January 2nd, 2012
02:57 PM GMT
Abu Dhabi (CNN) – Iran is using what is normally a quiet holiday lull in the West to make the most of its military manoeuvres in the Strait of Hormuz, which have concluded after 10 days. The navy test-fired two types of long-range missiles, following the launch of medium-range devices on New Year’s Day.
From afar, it would appear that Iran is throwing its trump cards on the table very early in this standoff with the United States, the European Union and the six members of the Gulf Cooperation Council (Saudi Arabia, Bahrain, Kuwait, the United Arab Emirates, Oman and Qatar).
But analysts say the Iranian government sees it differently. The latest round of sanctions from Washington – built into the U.S. defense bill – among other things targets Iran’s central bank. This is similar to the strategy used by the European Union with its sanctions against Syria. If action is taken to cut off the arteries of a country’s financial system, then it becomes very difficult for it to trade any of its assets – most importantly oil in Iran’s case.
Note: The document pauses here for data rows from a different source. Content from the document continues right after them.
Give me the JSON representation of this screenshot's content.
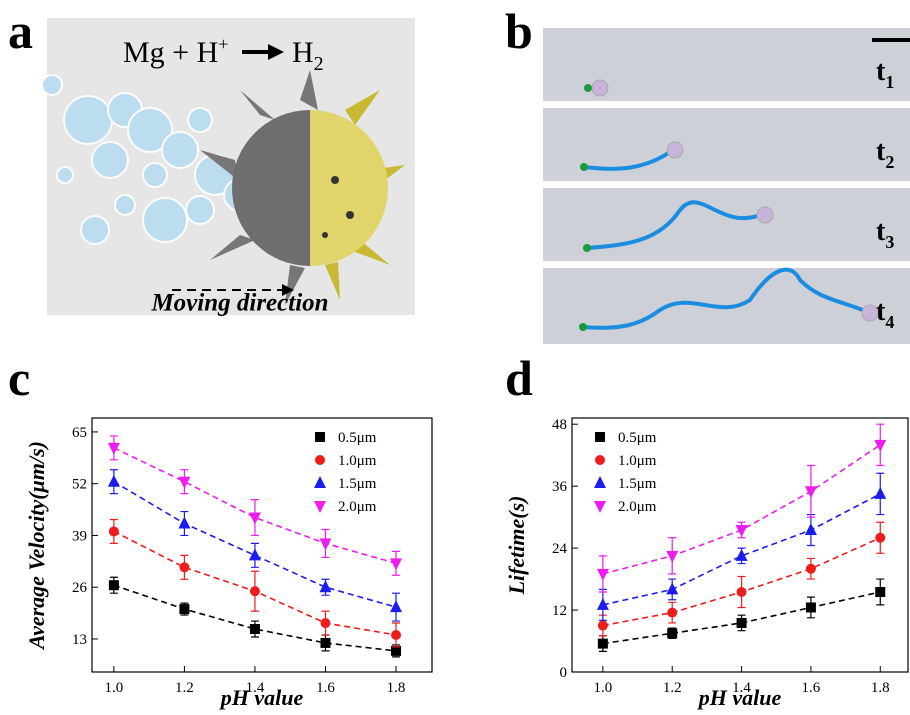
{
  "panel_labels": [
    "a",
    "b",
    "c",
    "d"
  ],
  "reaction": [
    "Mg + H",
    "+",
    "H",
    "2"
  ],
  "moving_direction": "Moving direction",
  "frames": [
    {
      "t": "t",
      "sub": "1"
    },
    {
      "t": "t",
      "sub": "2"
    },
    {
      "t": "t",
      "sub": "3"
    },
    {
      "t": "t",
      "sub": "4"
    }
  ],
  "chart_data": [
    {
      "type": "scatter",
      "x_label": "pH value",
      "y_label": "Average Velocity(μm/s)",
      "xlim": [
        0.938,
        1.902
      ],
      "ylim": [
        4.7,
        68.5
      ],
      "xticks": [
        {
          "value": 1,
          "label": "1.0"
        },
        {
          "value": 1.2,
          "label": "1.2"
        },
        {
          "value": 1.4,
          "label": "1.4"
        },
        {
          "value": 1.6,
          "label": "1.6"
        },
        {
          "value": 1.8,
          "label": "1.8"
        }
      ],
      "yticks": [
        13,
        26,
        39,
        52,
        65
      ],
      "x": [
        1.0,
        1.2,
        1.4,
        1.6,
        1.8
      ],
      "series": [
        {
          "name": "0.5μm",
          "color": "#000000",
          "marker": "square",
          "values": [
            26.5,
            20.5,
            15.5,
            12,
            10
          ],
          "errors": [
            2,
            1.5,
            2,
            2,
            1.5
          ]
        },
        {
          "name": "1.0μm",
          "color": "#ee1c1c",
          "marker": "circle",
          "values": [
            40,
            31,
            25,
            17,
            14
          ],
          "errors": [
            3,
            3,
            5,
            3,
            3
          ]
        },
        {
          "name": "1.5μm",
          "color": "#1c1cee",
          "marker": "triangle",
          "values": [
            52.5,
            42,
            34,
            26,
            21
          ],
          "errors": [
            3,
            3,
            3,
            2,
            3.5
          ]
        },
        {
          "name": "2.0μm",
          "color": "#ee1cee",
          "marker": "triangle-down",
          "values": [
            61,
            52.5,
            43.5,
            37,
            32
          ],
          "errors": [
            3,
            3,
            4.5,
            3.5,
            3
          ]
        }
      ]
    },
    {
      "type": "scatter",
      "x_label": "pH value",
      "y_label": "Lifetime(s)",
      "xlim": [
        0.911,
        1.88
      ],
      "ylim": [
        0,
        49.2
      ],
      "xticks": [
        {
          "value": 1,
          "label": "1.0"
        },
        {
          "value": 1.2,
          "label": "1.2"
        },
        {
          "value": 1.4,
          "label": "1.4"
        },
        {
          "value": 1.6,
          "label": "1.6"
        },
        {
          "value": 1.8,
          "label": "1.8"
        }
      ],
      "yticks": [
        0,
        12,
        24,
        36,
        48
      ],
      "x": [
        1.0,
        1.2,
        1.4,
        1.6,
        1.8
      ],
      "series": [
        {
          "name": "0.5μm",
          "color": "#000000",
          "marker": "square",
          "values": [
            5.5,
            7.5,
            9.5,
            12.5,
            15.5
          ],
          "errors": [
            1.5,
            1,
            1.5,
            2,
            2.5
          ]
        },
        {
          "name": "1.0μm",
          "color": "#ee1c1c",
          "marker": "circle",
          "values": [
            9,
            11.5,
            15.5,
            20,
            26
          ],
          "errors": [
            2,
            2,
            3,
            2,
            3
          ]
        },
        {
          "name": "1.5μm",
          "color": "#1c1cee",
          "marker": "triangle",
          "values": [
            13,
            16,
            22.5,
            27.5,
            34.5
          ],
          "errors": [
            3,
            2,
            1.5,
            3,
            4
          ]
        },
        {
          "name": "2.0μm",
          "color": "#ee1cee",
          "marker": "triangle-down",
          "values": [
            19,
            22.5,
            27.5,
            35,
            44
          ],
          "errors": [
            3.5,
            3.5,
            1.5,
            5,
            4
          ]
        }
      ]
    }
  ]
}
This explains the sudden plunge in Iran’s currency, the rial, to a record low after U.S. President Barrack Obama signed the legislation. The spread between the official central bank rate of 11,179 rials against the dollar and the public exchange rate widened by nearly 5,000 rials, according to IRNA, the Iranian state news agency. A sustained plunge in the currency could drive up the cost of imported goods and spark inflation.
Mehdi Varzi, a veteran energy strategist and now president of the consultancy Varzi Energy, says Iran is feeling boxed in and is therefore lashing out with military manoeuvres and the test-firing of missiles. “Iran is trying to react to something that is being threatened by the West,” says Varzi. “It is a very real and dangerous threat to the country.”
Military manoeuvres, strategists suggest, are a warning not only to the U.S. and Europe but to the GCC. In its final communique at their summit last month, the six members of the GCC called on Iran to stop meddling in internal affairs and attempts to "instigate sectarian strife." Saudi Arabia’s $30 billion military order, approved by Washington after that GCC communiqué, also seemed to raise tensions before Iran’s military exercises started.
Iran, according to Facts Global Energy, earned $73 billion from oil exports in 2011 on exports of 2.2 million barrels a day. The oil sanctions being considered by the EU would cut off less than a quarter of that total, or about 450-500 thousand barrels a day. Major Asian customers, strategists say, would carry on importing – notably China, South Korea and Japan. With little spare oil capacity in the world, those countries cannot at this juncture live without Iranian crude. FGE estimates that sanctions could reduce Iran’s exports by 10-15 percent with an annual cost of about $15 billion to Iran.
For its part, Iran’s oil minister Rostam Qassemi suggests that oil sanctions against its exports could double prices from today’s levels of about $107 for the benchmark North Sea Brent Crude.
Energy strategist Varzi says there is already a premium built into today’s price - but that premium is for a threat, not military confrontation in and around the Strait of Hormuz, through which passes one-fifth of daily global oil exports.